— Как вы можете? — спросил он. — Ведь у вас иные традиции.
— Не знаю как насчет традиций, но знаю, что я не отнимаю обратно мою любовь у того, кому дала ее. Я слишком ценю это чувство. А понимаю потому, что люблю вас.
— Другие с теми же традициями не могут понять.
— Я не собираюсь выходить за вас замуж, — произнесла она резко. — Отсюда и разница.
— Да, это так, — сказал он, глядя ей прямо в глаза.
— Если бы вы не были порядочным человеком, я не сказала бы вам такой вещи. Кроме того, я знаю, что вы меньше, чем кто-либо на свете, захотите назвать меня дурой.
— Что вы! — воскликнул Поль взволнованно. — Что я могу сделать, чтобы отблагодарить вас?
— Победить на выборах!
— Вы все-таки моя драгоценнейшая леди, моя самая дорогая и близкая, — проговорил Поль.
Ее взгляд упал на агатовое сердечко. Она взяла его и положила на ладонь.
— Почему вы сняли его с цепочки?
— Это маленькое ложное божество.
— Это была первая вещь, о которой вы спросили, придя в себя после болезни. Вы говорили, что хранили его с тех пор, как были еще маленьким мальчиком. Видите? Я помню. Тогда вы придавали ему большое значение.
— Я верил в него.
— А теперь не верите? Но ведь его дала вам женщина.
— Да, — ответил Поль, удивляясь по своей мужской недогадливости, откуда она могла это знать. — Я был тогда одиннадцатилетним ребенком.

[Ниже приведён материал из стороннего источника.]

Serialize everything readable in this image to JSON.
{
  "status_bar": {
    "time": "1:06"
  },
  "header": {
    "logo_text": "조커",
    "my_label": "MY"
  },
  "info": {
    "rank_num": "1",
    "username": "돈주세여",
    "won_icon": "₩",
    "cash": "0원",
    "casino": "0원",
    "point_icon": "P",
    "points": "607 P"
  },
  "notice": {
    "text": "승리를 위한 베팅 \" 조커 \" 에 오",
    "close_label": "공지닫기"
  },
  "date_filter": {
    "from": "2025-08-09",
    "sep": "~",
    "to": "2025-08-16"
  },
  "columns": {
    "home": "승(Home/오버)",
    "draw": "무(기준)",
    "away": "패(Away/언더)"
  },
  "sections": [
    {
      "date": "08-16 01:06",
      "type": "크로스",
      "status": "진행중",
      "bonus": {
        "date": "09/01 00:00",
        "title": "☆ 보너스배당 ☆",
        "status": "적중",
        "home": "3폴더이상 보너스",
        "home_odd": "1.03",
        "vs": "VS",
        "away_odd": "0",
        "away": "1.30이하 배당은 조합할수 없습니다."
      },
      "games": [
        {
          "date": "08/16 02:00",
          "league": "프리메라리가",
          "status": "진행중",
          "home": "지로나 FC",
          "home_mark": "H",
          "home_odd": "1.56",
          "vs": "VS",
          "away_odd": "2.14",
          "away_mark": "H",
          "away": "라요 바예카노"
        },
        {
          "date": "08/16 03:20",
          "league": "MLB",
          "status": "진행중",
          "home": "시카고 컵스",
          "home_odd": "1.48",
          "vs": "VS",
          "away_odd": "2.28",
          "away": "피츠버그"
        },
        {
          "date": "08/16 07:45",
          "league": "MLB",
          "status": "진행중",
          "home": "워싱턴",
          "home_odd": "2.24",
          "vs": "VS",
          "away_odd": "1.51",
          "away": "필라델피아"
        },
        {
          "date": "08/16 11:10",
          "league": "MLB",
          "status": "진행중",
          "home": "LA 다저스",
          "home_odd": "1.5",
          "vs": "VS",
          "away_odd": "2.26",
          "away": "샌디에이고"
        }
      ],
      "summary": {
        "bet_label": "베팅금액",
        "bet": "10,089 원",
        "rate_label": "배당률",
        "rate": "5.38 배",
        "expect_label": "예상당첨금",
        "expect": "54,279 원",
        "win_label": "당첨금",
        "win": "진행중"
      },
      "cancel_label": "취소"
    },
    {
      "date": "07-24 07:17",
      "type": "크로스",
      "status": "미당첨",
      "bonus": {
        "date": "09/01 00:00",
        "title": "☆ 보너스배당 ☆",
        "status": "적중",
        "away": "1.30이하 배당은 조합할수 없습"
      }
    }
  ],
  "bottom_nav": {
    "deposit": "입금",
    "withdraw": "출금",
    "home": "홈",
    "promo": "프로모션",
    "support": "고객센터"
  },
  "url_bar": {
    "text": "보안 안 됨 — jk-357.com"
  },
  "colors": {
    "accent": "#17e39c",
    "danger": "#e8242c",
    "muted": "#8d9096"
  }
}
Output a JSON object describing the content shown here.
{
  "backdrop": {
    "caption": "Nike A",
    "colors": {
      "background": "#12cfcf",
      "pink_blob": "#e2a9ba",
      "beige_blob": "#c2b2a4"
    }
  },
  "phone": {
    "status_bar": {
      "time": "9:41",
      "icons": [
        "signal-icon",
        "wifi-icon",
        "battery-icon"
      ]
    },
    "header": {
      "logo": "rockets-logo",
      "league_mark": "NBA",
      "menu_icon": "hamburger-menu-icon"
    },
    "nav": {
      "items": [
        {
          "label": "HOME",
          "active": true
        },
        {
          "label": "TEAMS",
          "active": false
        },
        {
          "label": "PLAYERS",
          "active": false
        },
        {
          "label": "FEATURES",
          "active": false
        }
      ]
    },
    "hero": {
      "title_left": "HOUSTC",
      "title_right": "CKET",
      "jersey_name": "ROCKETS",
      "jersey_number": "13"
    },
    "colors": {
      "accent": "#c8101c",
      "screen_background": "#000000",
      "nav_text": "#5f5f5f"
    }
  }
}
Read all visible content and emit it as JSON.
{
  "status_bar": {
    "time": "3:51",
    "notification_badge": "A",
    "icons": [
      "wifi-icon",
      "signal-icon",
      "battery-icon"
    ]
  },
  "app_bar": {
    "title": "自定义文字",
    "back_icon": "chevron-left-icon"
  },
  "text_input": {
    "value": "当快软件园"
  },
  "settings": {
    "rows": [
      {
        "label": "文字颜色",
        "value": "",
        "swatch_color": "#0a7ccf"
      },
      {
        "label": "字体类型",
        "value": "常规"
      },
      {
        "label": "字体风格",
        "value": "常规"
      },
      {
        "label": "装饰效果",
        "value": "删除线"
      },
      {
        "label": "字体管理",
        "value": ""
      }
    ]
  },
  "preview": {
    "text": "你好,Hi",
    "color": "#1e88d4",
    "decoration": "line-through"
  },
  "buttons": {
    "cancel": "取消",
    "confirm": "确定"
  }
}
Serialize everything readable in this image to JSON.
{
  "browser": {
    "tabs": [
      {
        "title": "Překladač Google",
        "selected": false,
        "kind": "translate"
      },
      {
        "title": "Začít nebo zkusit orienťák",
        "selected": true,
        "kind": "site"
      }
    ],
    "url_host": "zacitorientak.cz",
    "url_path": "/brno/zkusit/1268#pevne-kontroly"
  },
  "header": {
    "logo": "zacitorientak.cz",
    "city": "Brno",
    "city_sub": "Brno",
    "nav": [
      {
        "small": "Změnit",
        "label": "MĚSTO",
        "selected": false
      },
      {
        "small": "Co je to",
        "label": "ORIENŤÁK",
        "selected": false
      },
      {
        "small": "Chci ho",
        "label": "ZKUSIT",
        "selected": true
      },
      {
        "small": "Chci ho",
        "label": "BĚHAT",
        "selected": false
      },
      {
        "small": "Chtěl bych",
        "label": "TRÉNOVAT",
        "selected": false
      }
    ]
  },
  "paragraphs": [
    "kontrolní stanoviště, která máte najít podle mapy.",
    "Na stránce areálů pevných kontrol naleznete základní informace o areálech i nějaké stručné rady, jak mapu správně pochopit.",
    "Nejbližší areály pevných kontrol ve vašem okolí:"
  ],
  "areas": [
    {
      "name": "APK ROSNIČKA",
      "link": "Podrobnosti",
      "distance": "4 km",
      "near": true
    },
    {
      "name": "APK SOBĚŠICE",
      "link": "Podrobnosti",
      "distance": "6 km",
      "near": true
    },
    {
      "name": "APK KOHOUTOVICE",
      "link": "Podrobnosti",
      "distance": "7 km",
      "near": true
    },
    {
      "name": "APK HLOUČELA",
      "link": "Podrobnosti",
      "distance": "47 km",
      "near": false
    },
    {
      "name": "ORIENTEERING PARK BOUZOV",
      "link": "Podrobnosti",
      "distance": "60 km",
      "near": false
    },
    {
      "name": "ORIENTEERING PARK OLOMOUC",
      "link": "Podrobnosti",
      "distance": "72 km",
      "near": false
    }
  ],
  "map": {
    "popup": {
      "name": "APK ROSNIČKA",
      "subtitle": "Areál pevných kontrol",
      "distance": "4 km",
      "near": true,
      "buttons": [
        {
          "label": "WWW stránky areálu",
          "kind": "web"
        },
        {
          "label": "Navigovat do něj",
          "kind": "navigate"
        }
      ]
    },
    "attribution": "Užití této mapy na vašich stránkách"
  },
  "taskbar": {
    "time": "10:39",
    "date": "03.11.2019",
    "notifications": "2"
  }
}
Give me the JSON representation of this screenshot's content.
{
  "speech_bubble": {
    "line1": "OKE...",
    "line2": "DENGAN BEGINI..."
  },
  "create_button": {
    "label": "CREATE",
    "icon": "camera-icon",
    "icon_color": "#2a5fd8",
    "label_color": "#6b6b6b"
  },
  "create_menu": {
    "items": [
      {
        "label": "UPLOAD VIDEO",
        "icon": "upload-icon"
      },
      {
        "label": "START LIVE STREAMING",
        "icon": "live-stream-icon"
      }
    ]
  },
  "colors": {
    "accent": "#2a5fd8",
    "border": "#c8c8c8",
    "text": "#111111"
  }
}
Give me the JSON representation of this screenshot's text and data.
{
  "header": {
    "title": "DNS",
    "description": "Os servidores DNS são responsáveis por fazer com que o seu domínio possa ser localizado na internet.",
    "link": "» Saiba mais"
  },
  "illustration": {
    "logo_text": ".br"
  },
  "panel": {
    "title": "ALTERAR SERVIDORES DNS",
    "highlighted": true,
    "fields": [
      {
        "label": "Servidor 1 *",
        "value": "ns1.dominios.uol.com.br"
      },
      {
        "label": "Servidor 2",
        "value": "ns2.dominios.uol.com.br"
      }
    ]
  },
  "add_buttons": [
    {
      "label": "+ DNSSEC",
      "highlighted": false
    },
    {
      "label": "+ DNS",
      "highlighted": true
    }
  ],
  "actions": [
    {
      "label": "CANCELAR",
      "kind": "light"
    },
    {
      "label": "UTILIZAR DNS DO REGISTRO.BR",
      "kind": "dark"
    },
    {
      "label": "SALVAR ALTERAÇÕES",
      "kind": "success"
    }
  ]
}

— Так храните его по-прежнему. Повесьте его опять на цепочку. Я уверена, что это верное маленькое божество. Сделайте мне одолжение, возьмите его обратно.
И так как не было ничего, что не сделал бы Поль для своей драгоценной леди, он покорно прицепил сердечко на цепочку и положил его обратно в карман.
— Я должен поведать вам, — сказал он, — что эта дама — она казалась мне тогда богиней — избрала меня своим рыцарем на состязании в беге, на состязании малышей в воскресной школе, и я не победил, но в награду она дала мне это агатовое сердце.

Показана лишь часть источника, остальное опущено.